1. Andreas points out Sidhu's violation of the shibboleths of current PL jargon.

2. Shap points out that there is similarity too. You, me, and Paul argue about this in all the children of his post.

3. Meanwhile, John Cowan points out a key substantive difference between run time typing and disjoint unions down in his reply, ever so lonely as of now. :-)

meta/object

I agree with most of your post, but I wanted to point out that while this:

if two things can be implemented the same way they probably are more alike than they are different.
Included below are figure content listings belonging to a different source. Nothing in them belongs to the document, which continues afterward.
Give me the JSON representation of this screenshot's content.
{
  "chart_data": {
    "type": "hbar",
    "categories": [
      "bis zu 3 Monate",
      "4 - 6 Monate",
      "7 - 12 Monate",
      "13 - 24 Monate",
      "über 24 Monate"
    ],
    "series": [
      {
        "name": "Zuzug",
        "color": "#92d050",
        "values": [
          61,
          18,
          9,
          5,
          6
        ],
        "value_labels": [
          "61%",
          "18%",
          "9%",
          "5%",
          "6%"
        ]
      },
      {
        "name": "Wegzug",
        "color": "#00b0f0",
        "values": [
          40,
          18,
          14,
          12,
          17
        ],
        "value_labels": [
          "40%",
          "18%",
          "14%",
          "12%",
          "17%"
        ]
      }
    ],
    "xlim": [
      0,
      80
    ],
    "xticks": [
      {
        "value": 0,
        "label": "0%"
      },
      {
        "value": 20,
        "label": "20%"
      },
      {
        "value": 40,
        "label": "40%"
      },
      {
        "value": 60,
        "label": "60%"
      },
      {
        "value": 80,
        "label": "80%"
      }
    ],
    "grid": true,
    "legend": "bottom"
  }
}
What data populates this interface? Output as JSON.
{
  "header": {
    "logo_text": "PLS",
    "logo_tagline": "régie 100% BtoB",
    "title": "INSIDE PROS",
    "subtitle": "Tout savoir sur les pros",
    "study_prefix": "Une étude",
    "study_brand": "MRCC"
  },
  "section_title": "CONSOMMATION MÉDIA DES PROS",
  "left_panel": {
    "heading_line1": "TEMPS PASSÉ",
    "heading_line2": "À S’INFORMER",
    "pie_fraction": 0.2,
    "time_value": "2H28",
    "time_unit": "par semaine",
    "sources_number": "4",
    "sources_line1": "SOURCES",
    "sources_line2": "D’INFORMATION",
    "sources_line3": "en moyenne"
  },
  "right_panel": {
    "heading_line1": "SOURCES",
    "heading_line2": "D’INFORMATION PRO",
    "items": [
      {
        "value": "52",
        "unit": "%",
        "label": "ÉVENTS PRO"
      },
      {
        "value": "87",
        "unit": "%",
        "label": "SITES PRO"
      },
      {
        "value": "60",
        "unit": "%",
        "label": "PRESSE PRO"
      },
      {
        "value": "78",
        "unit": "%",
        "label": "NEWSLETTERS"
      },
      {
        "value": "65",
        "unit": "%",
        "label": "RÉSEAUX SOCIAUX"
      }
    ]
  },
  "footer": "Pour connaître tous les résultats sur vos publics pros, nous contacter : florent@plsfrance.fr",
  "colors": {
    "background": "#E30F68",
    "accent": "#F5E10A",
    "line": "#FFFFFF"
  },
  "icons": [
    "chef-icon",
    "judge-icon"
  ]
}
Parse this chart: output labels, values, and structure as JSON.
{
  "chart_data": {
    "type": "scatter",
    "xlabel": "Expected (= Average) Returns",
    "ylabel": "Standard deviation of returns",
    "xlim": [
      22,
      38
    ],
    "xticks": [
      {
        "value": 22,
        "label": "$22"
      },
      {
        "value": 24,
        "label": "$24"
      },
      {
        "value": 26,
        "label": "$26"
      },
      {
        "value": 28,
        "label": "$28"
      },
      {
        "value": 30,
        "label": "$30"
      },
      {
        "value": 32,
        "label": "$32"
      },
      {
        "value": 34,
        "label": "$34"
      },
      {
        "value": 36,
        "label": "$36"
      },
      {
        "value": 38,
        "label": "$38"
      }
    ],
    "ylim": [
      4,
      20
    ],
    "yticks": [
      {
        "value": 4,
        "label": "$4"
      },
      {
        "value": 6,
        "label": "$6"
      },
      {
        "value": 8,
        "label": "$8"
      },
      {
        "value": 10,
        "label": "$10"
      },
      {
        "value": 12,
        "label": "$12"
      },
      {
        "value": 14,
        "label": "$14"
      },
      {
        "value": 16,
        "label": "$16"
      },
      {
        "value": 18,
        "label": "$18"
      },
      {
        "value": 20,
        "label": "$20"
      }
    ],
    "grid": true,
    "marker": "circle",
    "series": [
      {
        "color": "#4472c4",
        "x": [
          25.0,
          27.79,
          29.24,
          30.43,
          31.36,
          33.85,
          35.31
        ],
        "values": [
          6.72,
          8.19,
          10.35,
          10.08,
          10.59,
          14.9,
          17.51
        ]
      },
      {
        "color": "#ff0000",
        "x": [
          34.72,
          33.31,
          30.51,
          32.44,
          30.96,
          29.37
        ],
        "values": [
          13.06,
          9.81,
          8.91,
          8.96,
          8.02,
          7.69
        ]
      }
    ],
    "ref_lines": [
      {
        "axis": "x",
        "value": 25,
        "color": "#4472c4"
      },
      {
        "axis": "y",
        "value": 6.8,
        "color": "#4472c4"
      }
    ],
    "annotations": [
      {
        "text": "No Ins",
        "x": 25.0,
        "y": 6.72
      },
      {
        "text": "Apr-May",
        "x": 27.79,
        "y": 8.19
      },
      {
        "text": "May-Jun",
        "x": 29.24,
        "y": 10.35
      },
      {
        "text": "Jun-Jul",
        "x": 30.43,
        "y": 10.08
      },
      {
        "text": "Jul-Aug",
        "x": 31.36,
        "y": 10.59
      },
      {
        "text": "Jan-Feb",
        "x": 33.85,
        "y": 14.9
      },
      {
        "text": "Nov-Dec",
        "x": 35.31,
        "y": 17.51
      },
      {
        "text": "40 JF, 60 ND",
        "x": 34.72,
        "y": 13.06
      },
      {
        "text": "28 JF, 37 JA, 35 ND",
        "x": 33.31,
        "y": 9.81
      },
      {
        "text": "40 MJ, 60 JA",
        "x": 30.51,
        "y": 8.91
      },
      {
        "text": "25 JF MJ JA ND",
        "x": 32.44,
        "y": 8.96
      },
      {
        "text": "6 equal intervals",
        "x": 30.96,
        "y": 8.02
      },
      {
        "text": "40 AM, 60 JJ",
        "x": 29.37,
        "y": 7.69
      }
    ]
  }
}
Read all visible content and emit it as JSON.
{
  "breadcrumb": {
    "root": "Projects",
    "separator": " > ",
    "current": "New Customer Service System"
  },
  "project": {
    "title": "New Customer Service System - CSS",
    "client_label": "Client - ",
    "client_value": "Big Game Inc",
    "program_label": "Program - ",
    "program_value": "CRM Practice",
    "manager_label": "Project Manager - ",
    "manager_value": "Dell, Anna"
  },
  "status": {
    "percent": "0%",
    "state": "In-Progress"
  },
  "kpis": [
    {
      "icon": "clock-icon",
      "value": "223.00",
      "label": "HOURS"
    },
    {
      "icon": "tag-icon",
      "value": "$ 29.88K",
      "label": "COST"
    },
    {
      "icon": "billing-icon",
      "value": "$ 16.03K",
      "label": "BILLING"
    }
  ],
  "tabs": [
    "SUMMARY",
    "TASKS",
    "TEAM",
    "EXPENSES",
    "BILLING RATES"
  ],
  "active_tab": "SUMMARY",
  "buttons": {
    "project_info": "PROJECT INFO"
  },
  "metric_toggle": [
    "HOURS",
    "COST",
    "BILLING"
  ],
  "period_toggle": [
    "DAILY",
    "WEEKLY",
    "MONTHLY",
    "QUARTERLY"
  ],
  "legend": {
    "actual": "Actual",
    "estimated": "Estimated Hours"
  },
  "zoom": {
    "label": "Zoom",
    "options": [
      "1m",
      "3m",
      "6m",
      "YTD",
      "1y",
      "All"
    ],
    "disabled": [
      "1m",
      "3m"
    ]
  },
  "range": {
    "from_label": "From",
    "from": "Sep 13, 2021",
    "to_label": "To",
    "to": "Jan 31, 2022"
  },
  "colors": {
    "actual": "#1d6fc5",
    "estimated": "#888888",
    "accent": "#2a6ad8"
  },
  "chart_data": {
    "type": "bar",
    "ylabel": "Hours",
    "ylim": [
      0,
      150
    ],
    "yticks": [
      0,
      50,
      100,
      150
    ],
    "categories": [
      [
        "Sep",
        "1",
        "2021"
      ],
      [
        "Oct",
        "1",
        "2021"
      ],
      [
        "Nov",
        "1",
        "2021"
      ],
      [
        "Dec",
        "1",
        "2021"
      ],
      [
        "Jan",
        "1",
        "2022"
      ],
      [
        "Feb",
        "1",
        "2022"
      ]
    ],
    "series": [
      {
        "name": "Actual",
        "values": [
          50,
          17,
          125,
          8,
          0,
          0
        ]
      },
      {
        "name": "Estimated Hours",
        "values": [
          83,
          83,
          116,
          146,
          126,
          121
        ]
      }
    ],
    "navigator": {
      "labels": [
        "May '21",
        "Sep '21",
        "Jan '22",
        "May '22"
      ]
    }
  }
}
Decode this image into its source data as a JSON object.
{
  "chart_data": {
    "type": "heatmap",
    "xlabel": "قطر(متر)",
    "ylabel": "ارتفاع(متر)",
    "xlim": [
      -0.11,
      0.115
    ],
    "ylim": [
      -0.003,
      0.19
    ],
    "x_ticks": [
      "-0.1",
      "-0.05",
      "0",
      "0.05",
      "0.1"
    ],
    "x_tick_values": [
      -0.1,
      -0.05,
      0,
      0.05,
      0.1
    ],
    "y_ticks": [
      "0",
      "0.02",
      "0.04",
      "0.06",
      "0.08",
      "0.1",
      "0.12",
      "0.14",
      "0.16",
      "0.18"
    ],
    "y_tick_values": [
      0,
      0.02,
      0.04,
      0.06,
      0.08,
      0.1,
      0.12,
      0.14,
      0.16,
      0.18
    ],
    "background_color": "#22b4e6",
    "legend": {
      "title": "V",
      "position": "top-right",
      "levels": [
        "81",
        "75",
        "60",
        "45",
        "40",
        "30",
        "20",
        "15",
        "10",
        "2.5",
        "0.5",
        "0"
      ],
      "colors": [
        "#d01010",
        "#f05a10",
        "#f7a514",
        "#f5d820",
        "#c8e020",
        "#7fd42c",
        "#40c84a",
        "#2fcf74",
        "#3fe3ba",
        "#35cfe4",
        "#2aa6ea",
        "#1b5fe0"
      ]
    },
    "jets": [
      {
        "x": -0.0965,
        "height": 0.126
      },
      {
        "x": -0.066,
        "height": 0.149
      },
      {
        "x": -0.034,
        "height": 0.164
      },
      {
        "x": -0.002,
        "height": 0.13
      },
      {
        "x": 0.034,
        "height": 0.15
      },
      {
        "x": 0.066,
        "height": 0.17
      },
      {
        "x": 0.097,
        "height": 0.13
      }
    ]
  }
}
is true, it isn't relevant here. If you were implementing ML in ML, and Scheme in ML, you wouldn't use the same technique to implement variants in ML as you would for the s-exp datatype.

By no means...

...you can certainly implement a "dynamically typed" language in a way that that does not make use of any tags or discriminated unions. Namely, you can implement the pure, untyped lambda calculus. There is no possibility of any kind of runtime error, and so an implementation of it does not need to do any tag checks.

This is not a trivial point; the fact that data flow can be turned into control flow, and vice-versa, lies at the heart of Church encodings, continuation-passing style, defunctionalization, the construction of abstract machines, the expressiveness of System F, the relationship between lazy and eager evaluation, and many other subjects in PL.

Dispatch based on dynamic

Dispatch based on dynamic values is not at all related to typechecking.

I don't think that's precisely true. If Z were a GADT, the branch could be selected statically. It all depends on the degree of precision in your types. At one end of the spectrum we have a program who's execution is fully specified in the type signature parameterized by the inputs, and at the other end we have dynamically typed languages where no type information is known statically.

It all depends on the degree

It all depends on the degree of precision in your types.

Right. It all depends on the type systems. It is not a coincidence that some errors are termed variant errors rather than type errors, and some constraints are termed subtype constraints rather than type constraints...

If Z were a GADT, the branch could be selected statically.

No, that's not right. GADTs allow the return type of the constructor to vary based on which constructor was selected. This doesn't mean that which branch will be taken can be predicted statically. In the classic example of an interpreter in Haskell using GADTs, the branches couldn't possibly be predicted statically.

Case analysis

shap: While the complete coverage of the dispatch is statically checkable, there is a dynamic type dispatch occurring here. If this should not be considered a form of dynamic type checking, what should we call it?

What's wrong with case analysis? Or discrimination?

In the rest of your posting I suppose you are alluding to non-exhaustive cases. But they are just (occasionally convenient) syntactic sugar - their meaning can be explained entirely statically and locally, without the need to introduce types into the operational semantics. That is the line, I would argue. Not all languages allow such cases, by the way, and most others have obligatory warnings, i.e. qualify them at least as "soft" type errors.

If you think about what a Z is ...

you see that it's just an Int with an extra bit saying whether it's an X Int or a Y Int. So when Haskell examines a Z, it can do runtime discrimination between X Ints and Y Ints, but it can't deal with anything not in the preset framework of Zs.